Dogs and Kids
Over the years, I’ve definitely changed my opinion on what the relationship between kids and dogs should look like. The more I learn about dogs, and work with dogs, the more I’m like: oh shit. These critters can do some damage.
When I think back on all the times when I allowed dumb stuff to happen between our dogs and kids, I’m lucky our kids have faces in tact.
Things like getting our nervous Bernese, Rudy, to lay down and put our sitting baby beside him. Letting our toddler sit on Rudy’s back. Allowing a baby to touch Tilly and, in turn, Tilly’s hair getting pulled. Our kids hugging our Rottweiler, Petey, around the neck while he looked at me like “ugh.”
I was of the mindset that our dogs are safe and could be totally trusted with our kids.
Nothing catastrophic happened, thankfully, I just changed my perspective the more I became educated on it.
I’ve noticed majority of dogs don’t treat kids the same as they treat adults. It makes sense though because in a typical household, the adult is the one doing most of the discipling and structure whereas the kids are usually always playing or allowing a higher energy with the dog. Dogs can also physically push kids around so it builds their ego and it’s as if the dogs see kids as equals or lesser-than beings.
That perspective can be tricky because depending on the personality of your dog, and who they think they are in the family, if a kid tries to get the dog to do something the dog doesn’t want to do, you may have a major incident that lasted only seconds.
Now I trust our dogs around our kids to a degree…I expect our dogs to respect our kids which looks like: no jumping up, no play fighting, no mouthing, no barking at them, no biting, no stealing their food or things…and really, it’s the same list for our kids to our dogs.
If anything, our kids have a longer list of “no’s” than the dogs do. Our kids aren’t allowed to lay in dog beds with them, use the dog as a pillow, dress them up, carry them around for no reason, blow in their face, pet them while they’re eating, hug them, hit them, kick them. Do our girls still try some of these stunts? Of course, so it requires constant, daily, parenting.
I am the total “fun police” when it comes to parenting our kids around our dogs and I get loads of pushback from our 8-year-old because of what she sees other kids doing to their dogs. But “fitting in” is not worth the risk to me.
I always think, if it’s a lawless place where our kids are allowed to treat our dogs how ever they want, and our dogs have to deal with everything that our kids throw at them; what is it teaching our kids?
I don’t want one of our girls going to a birthday party, giving a dog a great big hug, and it going sideways on us.

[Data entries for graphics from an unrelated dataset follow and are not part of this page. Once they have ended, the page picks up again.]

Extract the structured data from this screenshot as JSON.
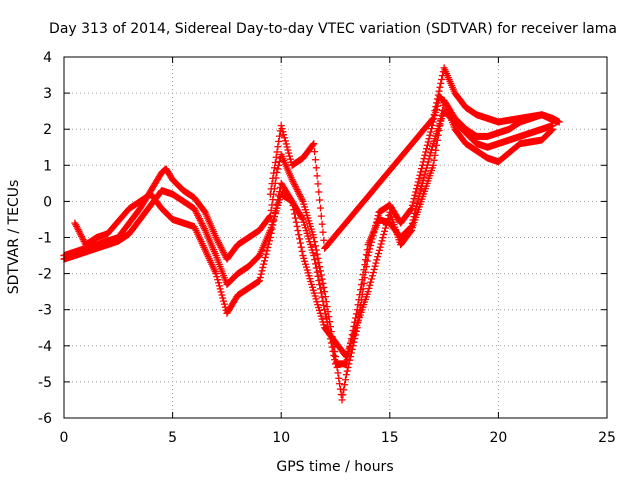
{
  "chart_data": {
    "type": "scatter",
    "title": "Day 313 of 2014, Sidereal Day-to-day VTEC variation (SDTVAR) for receiver lama",
    "xlabel": "GPS time / hours",
    "ylabel": "SDTVAR / TECUs",
    "xlim": [
      0,
      25
    ],
    "ylim": [
      -6,
      4
    ],
    "xticks": [
      "0",
      "5",
      "10",
      "15",
      "20",
      "25"
    ],
    "yticks": [
      "4",
      "3",
      "2",
      "1",
      "0",
      "-1",
      "-2",
      "-3",
      "-4",
      "-5",
      "-6"
    ],
    "grid": true,
    "marker": "+",
    "color": "#ff0000",
    "series": [
      {
        "x": [
          0.0,
          0.5,
          1.0,
          1.5,
          2.0,
          2.5,
          3.0,
          3.5,
          4.0,
          4.5,
          4.7,
          5.0,
          5.5,
          6.0,
          6.5,
          7.0,
          7.5,
          8.0,
          8.5,
          9.0,
          9.5,
          9.8,
          10.0,
          10.5,
          11.0,
          11.5,
          12.0,
          12.5,
          12.8,
          13.0,
          13.5,
          14.0,
          14.5,
          15.0,
          15.5,
          16.0,
          16.5,
          17.0,
          17.3,
          17.6,
          18.0,
          18.5,
          19.0,
          19.5,
          20.0,
          20.5,
          21.0,
          21.5,
          22.0,
          22.5,
          22.8
        ],
        "y": [
          -1.5,
          -1.4,
          -1.3,
          -1.2,
          -1.1,
          -1.0,
          -0.6,
          -0.2,
          0.3,
          0.8,
          0.9,
          0.6,
          0.3,
          0.1,
          -0.3,
          -1.0,
          -1.6,
          -1.2,
          -1.0,
          -0.8,
          -0.4,
          0.8,
          1.3,
          0.6,
          0.0,
          -1.0,
          -2.5,
          -4.3,
          -5.5,
          -4.8,
          -3.5,
          -1.5,
          -0.3,
          -0.1,
          -0.6,
          -0.2,
          1.0,
          2.2,
          2.9,
          2.7,
          2.3,
          2.0,
          1.8,
          1.8,
          1.9,
          2.0,
          2.2,
          2.3,
          2.4,
          2.3,
          2.2
        ]
      },
      {
        "x": [
          0.0,
          0.5,
          1.0,
          1.5,
          2.0,
          2.5,
          3.0,
          3.5,
          4.0,
          4.5,
          5.0,
          5.5,
          6.0,
          6.5,
          7.0,
          7.5,
          8.0,
          8.5,
          9.0,
          9.5,
          10.0,
          10.5,
          11.0,
          11.5,
          12.0,
          12.5,
          13.0,
          13.5,
          14.0,
          14.5,
          15.0,
          15.5,
          16.0,
          16.5,
          17.0,
          17.5,
          18.0,
          18.5,
          19.0,
          19.5,
          20.0,
          20.5,
          21.0,
          21.5,
          22.0,
          22.5
        ],
        "y": [
          -1.6,
          -1.5,
          -1.4,
          -1.3,
          -1.2,
          -1.1,
          -0.9,
          -0.5,
          -0.1,
          0.3,
          0.2,
          0.0,
          -0.2,
          -0.8,
          -1.5,
          -2.3,
          -2.0,
          -1.8,
          -1.5,
          -0.8,
          0.2,
          0.0,
          -0.5,
          -1.5,
          -3.0,
          -4.5,
          -4.5,
          -3.0,
          -1.2,
          -0.5,
          -0.6,
          -1.0,
          -0.7,
          0.5,
          1.6,
          2.5,
          2.2,
          1.9,
          1.6,
          1.5,
          1.6,
          1.7,
          1.8,
          1.9,
          2.0,
          2.1
        ]
      },
      {
        "x": [
          0.5,
          1.0,
          1.5,
          2.0,
          3.0,
          4.0,
          4.5,
          5.0,
          6.0,
          7.0,
          7.5,
          8.0,
          9.0,
          9.5,
          10.0,
          10.5,
          11.0,
          12.0,
          13.0,
          14.0,
          15.0,
          15.5,
          16.0,
          17.0,
          17.5,
          18.0,
          18.5,
          19.0,
          19.5,
          20.0,
          21.0,
          22.0,
          22.5
        ],
        "y": [
          -0.6,
          -1.2,
          -1.0,
          -0.9,
          -0.2,
          0.2,
          -0.2,
          -0.5,
          -0.7,
          -2.0,
          -3.1,
          -2.6,
          -2.2,
          -1.0,
          0.5,
          0.0,
          -1.5,
          -3.5,
          -4.3,
          -2.5,
          -0.3,
          -1.2,
          -0.8,
          1.0,
          2.8,
          2.0,
          1.6,
          1.4,
          1.2,
          1.1,
          1.6,
          1.7,
          2.0
        ]
      },
      {
        "x": [
          9.5,
          10.0,
          10.5,
          11.0,
          11.5,
          12.0,
          17.0,
          17.5,
          18.0,
          18.5,
          19.0,
          19.5,
          20.0,
          21.0,
          22.0,
          22.7
        ],
        "y": [
          0.2,
          2.1,
          1.0,
          1.2,
          1.6,
          -1.3,
          2.3,
          3.7,
          3.0,
          2.6,
          2.4,
          2.3,
          2.2,
          2.3,
          2.4,
          2.2
        ]
      }
    ]
  }
}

It’s hard because we want our dogs to be good with kids and tolerate them, so we think it’s okay to get the kids to do whatever they want with the dog, but then we run the risk of teaching our kids bad habits when it comes to dogs.
But here’s what I’ve noticed, because of our dogs always getting respected by kids, nobody has an attitude towards them. Our dogs are all super friendly towards kids and I’ve taught Garth, our Akita mix, to leave when any kids are getting too much and I’ve taught our kids when the dog needs space.
Reminding the girls that if they want to spend time with the dogs, to call them to them and give affection….not walk up to Enzo resting on his bed and pick him up just because they want to.
Asking the girls to remember to stop running if one of our dogs is chasing them so the excitement stops and I can intervene.
When the girls want to give any of our dogs a treat, I encourage they ask the dog to do something simple like a sit.
If we consider our kids to be the most consistent experience our dogs have with kids in general, and our kids are being constantly disrespectful (in the dog’s opinion), we’re unintentionally teaching the dog that when this size of human is around, all these uncomfortable things happen. Depending on the dog’s personality they may think: I’m okay with my little humans, but those other ones I don’t know? Nope.
When it comes to raising kids and dogs together, it’s worth asking yourself: would you want your dog to be treating other kids that way and would you want your kid to be treating other dogs that way?